To us it seemed crazy to pander to an audience. We thought about what makes any game good, not just a mobile game. Great feeling controls, a smooth camera, easy interaction, cool visuals, all wrapped in an intriguing game world that wakes up the player’s brain. Our one concession to mobile was not a concession at all: we did all we could to make the touch interface sing because the touch interface is fucking great.

None of these carefully thought out plans would have made a lick of difference to the free-to-play obsessed mobile publishers: our multi-million selling game game would have been strangled at birth. Black would have been white, up would have been down.

These people who cling to data are not to be listened to. Mass audiences have a passion to enjoy special things. It's why creative markets exist, and statistics have nothing whatsoever to say about the act of inspired creation. Henry Ford invented the first production line and the first affordable car, and once said "If I’d asked people what they wanted, they would have said faster horses". The quote is mythical, but delivers more truth about creative work than a million pages of factual user data.
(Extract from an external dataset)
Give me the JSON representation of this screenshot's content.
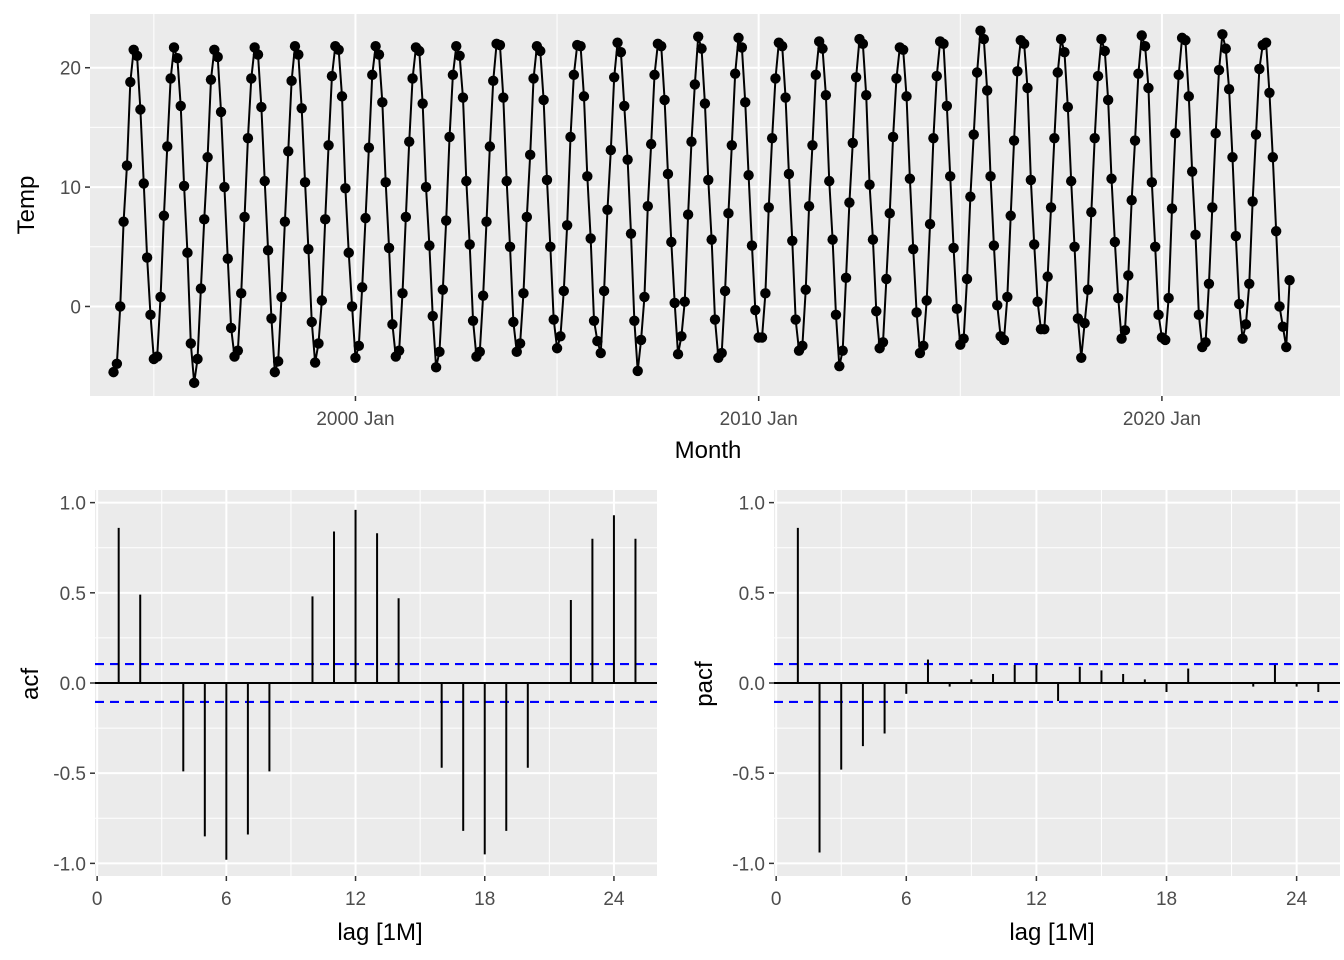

If our audience can't tell us up front what a hit looks like, the hard job of dreaming remains up to us. We can be inspired by the old but conjuring up the new is actually the job at hand, because that is what the audience is after. The success of The Room speaks to that, as does Threes, Plague Inc., Limbo, Minecraft, New Star Soccer and many other games which, left to the wisdom of "those who know the market" would have never arrived to brighten the days of millions of gamers.

The irony is that the very people who tell you your game won't sell are exactly the kind who will copy the shit out of it once it does. They don’t deal in dreams, imagination is not their forte. Are we really surprised that they cling to numbers?

The audience knows better than all of us and if our mobile public truly does signal "I care" through purchasing, I don't think its radical for the industry to start listening to the 98 percent of mobile gamers out there saying "I don’t care."